23/05/2019 AU 21/07/2019 - EXPOSITION SAMUEL YAL-Pharmakon

Né en 1982, Samuel Yal est un artiste qui vit et travaille à Pontoise. Pratiquant la sculpture depuis son enfance, il s’inscrit à une formation à l’ENAAI (Ecole Nationale des Arts Appliqués et de l’Image) à Chambéry, option cinéma d’animation et création graphique. Il poursuit ses études à la Sorbonne où il obtient un Master II d’Arts Plastiques et Sciences de l’Art conjuguant ainsi la sculpture et l’animation.

A travers son médium privilégié, la porcelaine, il explore le corps humain et le visage qui deviennent les motifs centraux de son oeuvre. La répétition du visage, de son modelage, et de son moulage désigne l’impossibilité de la représentation du visage lui-même. Ce dernier devient ainsi un soutien à la présence du corps tout entier, en même temps qu’il en pointe l’absence. Cette tension entre présence et absence souligne le passage du visible à l’invisible, invitant le spectateur à rendre sensible sa présence au monde.

Depuis 2007, l’artiste expose régulièrement à travers le monde : New-York, Madrid, Rome… Il obtient notamment le prix Georges Coulon en 2016 décerné par l’Institut de France. Samuel Yal réalise la même année un court-métrage, Noevus, un stop-motion tout en porcelaine, produit par Double Mètre Animation. Cette production sera présentée lors de nombreux festivals dans différents pays, et recevra de nombreuses distinctions. Samuel Yal est aujourd’hui représenté par la Galerie Ariane C-Y et la Galerie La Forest Divonne, à Bruxelles.

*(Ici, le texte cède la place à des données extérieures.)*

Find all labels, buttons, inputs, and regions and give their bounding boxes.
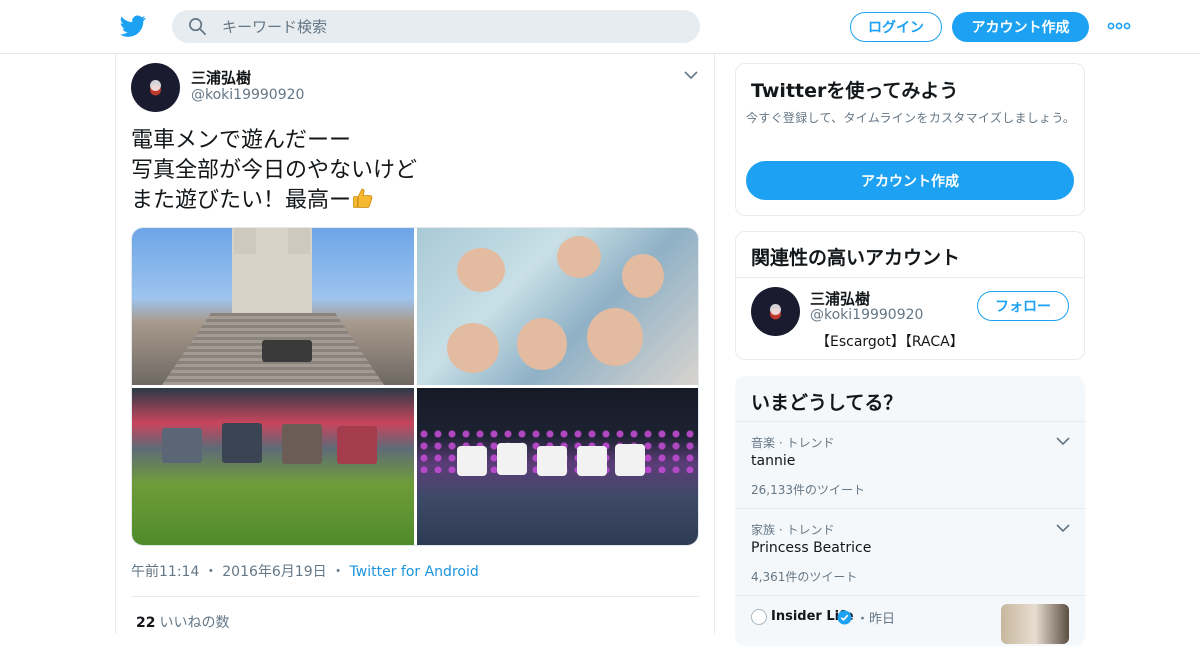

Lauréat du prix sculpture lors du Grand Prix Bernard Magrez en 2017, l’artiste investit aujourd’hui l’espace de la Galerie des Nouveaux Talents pour son exposition Pharmakon.


Fragments, lames, poison, remède, pansements, cadavres...

Tout se déploie autour d’un centre invisible, action dérobée au regard dont l’atelier garde la mémoire et dont l’espace d’exposition restitue les trajectoires issues de destructions, suspensions, recouvrements, réparations, absorptions...

Lieu de la manipulation d’une matière délicate dont on contrôle, parfois de manière passive, les effets et métamorphoses...

Le champ de la céramique à cet égard est éloquent même si les techniques employées ici l’incorporent en le dépassant parfois (photo, papier, objet...).

Centre : point de fuite vers lequel le spectateur doit diriger son regard.

Point d’ancrage de l’action de l’art.

L’artiste ne fait que s’en emparer, inconscient de son acte, de son origine, de ses destinées.

Aveugle, il se concentre, avançant en s’appuyant sur une expérience toujours boiteuse lui permettant le dosage subtil de ce que l’art tend à être : un Pharmakon, poison devenu remède, remède qui peut être poison.

Et l’artiste, thérapeute, soigne, répare, dissout et concentre l’état d’un corps insaisissable pas encore mort, pas encore né.